Green Office 2015 is a concept that originated in the Netherlands for a multi-functional office building – one that combines a spacious interior for a comfortable work environment with plenty of green space outside for recreation. Designed for a site with existing infrastructure, this green office integrates sustainable transportation and incorporates photovoltaic cells and wind turbines.
RAU Architects is in charge of the concept. Green Office 2015 mixes and stacks functions, affording an impressive, seven-fold activation of the site’s footprint. It’s built on top of infrastructure and forms a park-like link between various areas. It encompasses a host of facilities relating to work, living, and recreation – restaurants, cafés, sports facilities, and daycare are all provided.
Green Office 2015 is a multi-functional building that will perform to satisfaction for decades, functioning not only as an office building, but also as a hotel or a parking garage. It will be developed in accordance with the “open building principle,” meaning that the user determines the layout and content.
Green Office 2015 generates more sustainable energy than it consumes, and doesn’t make concessions when it comes to comfort. This flexible building design fulfills various functions over time, and it earns the highest BREEAM, GreenCalc, and LEED ratings.
In this design, energy efficiency is achieved in three ways:
1. Efficient insulation.
2. Converting kinetic energy into electrical energy.
3. Clean energy production through the use of photovoltaic cells and wind turbines.
Energy requirements are kept low, and the energy available inside the building is retained as much as possible.
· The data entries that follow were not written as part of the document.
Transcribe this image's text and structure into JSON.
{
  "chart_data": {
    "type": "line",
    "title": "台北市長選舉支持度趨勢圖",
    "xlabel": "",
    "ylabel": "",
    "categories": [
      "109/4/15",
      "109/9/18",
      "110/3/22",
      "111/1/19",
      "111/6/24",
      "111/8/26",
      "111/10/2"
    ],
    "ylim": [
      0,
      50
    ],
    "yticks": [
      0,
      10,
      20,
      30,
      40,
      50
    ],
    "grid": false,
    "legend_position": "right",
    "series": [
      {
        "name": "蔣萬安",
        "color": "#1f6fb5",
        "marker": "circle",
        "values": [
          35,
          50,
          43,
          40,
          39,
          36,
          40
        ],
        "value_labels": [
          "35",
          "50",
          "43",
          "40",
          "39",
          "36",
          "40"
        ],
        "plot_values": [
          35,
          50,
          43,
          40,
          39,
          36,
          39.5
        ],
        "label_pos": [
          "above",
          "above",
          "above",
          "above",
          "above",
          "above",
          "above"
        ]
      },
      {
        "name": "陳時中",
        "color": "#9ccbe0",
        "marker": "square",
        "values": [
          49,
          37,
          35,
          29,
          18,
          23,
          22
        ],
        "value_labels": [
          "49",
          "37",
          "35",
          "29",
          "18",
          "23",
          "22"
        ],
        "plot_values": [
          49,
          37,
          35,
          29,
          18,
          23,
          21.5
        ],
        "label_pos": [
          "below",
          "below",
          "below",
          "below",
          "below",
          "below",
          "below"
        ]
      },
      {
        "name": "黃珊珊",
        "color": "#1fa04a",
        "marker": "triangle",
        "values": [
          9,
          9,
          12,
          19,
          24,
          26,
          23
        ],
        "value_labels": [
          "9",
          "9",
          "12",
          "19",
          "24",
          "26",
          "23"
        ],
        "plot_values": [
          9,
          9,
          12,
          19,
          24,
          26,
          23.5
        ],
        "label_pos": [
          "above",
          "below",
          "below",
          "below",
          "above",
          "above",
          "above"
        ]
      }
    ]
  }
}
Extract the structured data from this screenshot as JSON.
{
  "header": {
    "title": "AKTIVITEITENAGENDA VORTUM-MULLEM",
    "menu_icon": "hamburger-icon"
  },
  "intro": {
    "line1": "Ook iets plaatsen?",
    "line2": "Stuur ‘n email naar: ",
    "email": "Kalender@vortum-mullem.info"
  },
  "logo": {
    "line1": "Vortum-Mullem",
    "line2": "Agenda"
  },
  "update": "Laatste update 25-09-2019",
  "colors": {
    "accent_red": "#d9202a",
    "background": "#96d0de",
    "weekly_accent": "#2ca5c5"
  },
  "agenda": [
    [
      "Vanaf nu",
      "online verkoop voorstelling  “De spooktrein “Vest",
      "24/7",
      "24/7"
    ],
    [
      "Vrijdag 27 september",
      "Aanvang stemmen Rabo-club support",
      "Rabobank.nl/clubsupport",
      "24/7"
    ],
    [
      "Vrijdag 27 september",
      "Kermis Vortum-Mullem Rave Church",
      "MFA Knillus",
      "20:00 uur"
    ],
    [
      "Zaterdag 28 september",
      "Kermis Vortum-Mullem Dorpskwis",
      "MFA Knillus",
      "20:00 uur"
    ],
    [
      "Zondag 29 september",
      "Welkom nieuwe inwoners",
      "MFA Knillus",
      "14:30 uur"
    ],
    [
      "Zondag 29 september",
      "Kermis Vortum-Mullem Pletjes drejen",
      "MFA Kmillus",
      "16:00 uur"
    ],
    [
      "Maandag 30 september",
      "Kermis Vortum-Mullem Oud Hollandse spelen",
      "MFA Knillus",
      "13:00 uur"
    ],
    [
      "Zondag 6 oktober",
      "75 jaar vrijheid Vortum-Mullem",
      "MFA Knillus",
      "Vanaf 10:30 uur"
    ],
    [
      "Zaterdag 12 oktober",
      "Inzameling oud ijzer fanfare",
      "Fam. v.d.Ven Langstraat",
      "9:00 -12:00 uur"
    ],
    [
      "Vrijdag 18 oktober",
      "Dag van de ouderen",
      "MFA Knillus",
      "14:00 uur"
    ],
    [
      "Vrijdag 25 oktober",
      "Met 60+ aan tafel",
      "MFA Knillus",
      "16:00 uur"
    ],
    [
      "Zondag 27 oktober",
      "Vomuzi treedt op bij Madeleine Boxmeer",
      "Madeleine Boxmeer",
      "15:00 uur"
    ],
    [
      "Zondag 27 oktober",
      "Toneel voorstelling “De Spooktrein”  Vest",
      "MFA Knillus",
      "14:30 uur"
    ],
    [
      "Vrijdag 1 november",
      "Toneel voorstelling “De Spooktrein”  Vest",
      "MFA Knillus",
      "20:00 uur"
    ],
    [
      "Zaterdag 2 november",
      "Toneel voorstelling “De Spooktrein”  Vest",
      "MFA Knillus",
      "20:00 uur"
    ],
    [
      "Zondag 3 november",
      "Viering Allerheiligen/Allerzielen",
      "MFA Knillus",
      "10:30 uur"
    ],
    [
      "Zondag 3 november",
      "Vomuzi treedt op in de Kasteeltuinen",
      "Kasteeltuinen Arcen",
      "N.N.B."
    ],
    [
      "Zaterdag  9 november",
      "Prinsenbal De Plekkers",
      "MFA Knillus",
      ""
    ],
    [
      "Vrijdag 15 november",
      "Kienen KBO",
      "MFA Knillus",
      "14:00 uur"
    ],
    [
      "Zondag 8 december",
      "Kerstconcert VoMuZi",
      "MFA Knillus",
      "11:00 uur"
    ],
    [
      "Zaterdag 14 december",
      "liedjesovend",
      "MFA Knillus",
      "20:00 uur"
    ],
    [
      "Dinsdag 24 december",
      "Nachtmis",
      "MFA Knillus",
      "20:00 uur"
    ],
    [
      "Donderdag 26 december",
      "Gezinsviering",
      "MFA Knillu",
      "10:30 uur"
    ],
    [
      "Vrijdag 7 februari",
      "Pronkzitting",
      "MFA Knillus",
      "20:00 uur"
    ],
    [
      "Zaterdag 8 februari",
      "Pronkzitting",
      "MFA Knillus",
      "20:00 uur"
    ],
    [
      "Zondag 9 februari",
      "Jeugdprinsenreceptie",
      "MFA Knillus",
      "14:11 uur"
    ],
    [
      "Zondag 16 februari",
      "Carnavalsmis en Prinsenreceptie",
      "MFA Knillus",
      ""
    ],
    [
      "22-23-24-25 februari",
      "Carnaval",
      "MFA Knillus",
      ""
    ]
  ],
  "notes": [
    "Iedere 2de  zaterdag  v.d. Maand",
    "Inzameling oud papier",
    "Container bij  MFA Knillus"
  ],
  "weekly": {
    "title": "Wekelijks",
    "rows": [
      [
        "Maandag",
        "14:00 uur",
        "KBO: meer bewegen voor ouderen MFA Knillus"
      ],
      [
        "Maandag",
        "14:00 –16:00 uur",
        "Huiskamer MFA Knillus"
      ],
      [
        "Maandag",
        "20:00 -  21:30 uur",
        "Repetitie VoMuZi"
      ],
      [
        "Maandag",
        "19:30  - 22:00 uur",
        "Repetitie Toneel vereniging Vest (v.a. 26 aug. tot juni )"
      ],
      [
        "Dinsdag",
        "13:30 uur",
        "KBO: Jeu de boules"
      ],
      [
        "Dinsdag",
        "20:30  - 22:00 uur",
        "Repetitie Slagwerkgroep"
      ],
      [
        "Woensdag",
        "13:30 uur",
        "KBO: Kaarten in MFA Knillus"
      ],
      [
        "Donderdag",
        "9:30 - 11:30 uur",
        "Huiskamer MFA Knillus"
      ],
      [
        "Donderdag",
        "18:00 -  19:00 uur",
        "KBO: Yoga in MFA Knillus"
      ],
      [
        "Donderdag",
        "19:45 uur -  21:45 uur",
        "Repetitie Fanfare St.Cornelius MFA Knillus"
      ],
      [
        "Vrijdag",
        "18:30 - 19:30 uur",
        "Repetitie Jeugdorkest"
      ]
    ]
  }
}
Building users’ kinetic energy is collected and converted into electrical energy, and sewage water, refuse, and old paper are chemically converted into energy and integrated into the energetic circulation of the building complex. Any additional energy is generated via solar cells integrated into the building; small, noiseless wind turbines; and algae that are converted to biogas.
A Focus on End Users
User needs are the central focus of Green Office 2015. To achieve this, project team members were divided into three groups:
- Development Group, which is concerned with innovation, low-energy concepts and technologies, and the flexible use of space.
- Realization Group, which investigates the possibilities for “open building,” the realization of an energy-producing building, and the life-cycle of the building, financing, and operation.
- Innovation Group, which examines innovative technologies and concepts relating to energy, sustainable materials, maintenance minimization, and flexible work arrangements.
First, the project team assessed possible building users. They created personas (fictitious people with names, photos, and individual working styles) to represent groups of possible users. The team members also examined the use of the office in the future. They realized that, to a growing extent, offices are serving as meeting places. Also, they discovered that it’s becoming more desirable to end users to have access to the buildings and surrounding space beyond traditional office hours.
This integrated design concept saves time and cuts failure costs because all parties cooperate interactively throughout the design process. Decisions are thoroughly underpinned, conflicts of interest are carefully considered, and problems become evident early on. Moreover, material, energy, and maintenance costs are also much lower, which makes the operation of Green Office 2015 far cheaper than conventional developments on a comparative scale.
The project team also makes use of BIM. Using open file formats, all data can be combined and linked. As a result, highly advanced analyses can be made at a very early stage (energy consumption and level-of-comfort calculations, building material quantities, cabling and infrastructure dimensions, etc.). BIM also helped the team decide whether to opt for a glass roof. While it offers a nice work environment, cooling a building topped by a glass roof takes a huge amount of energy.
With BIM, the building can also be “turned” virtually to assess whether the yield improves. As soon as a party changes the data in any way, this is incorporated integrally into the design.
Green Office 2015 is constructed mainly from steel, which is a material that’s easily melted down and reused in the future.
Inside, flexible workplaces are provided with a fully demand-driven hybrid ventilation system, including an air treatment system that uses outdoor air to achieve the desired indoor climate at individual workplace levels. The system establishes a basic climate in core areas and, in office areas, provides for a microclimate that can adjust to individual needs within minutes. This is ideal when fresh air is desired, but opening windows leads to drafts or noise. Sensor technology is also applied, allowing office furniture, lighting, and software to be adjusted as required. Office users can log in everywhere, complete with digital photograph frames and a digital bulletin board.
OLED illumination is another innovation being used in Green Office 2015 – surface lighting that provides a more even light, emits no heat, and is suitable for numerous purposes, from workplace lighting to location exits.
Leah B. Garris is managing editor for ARCHI-TECH.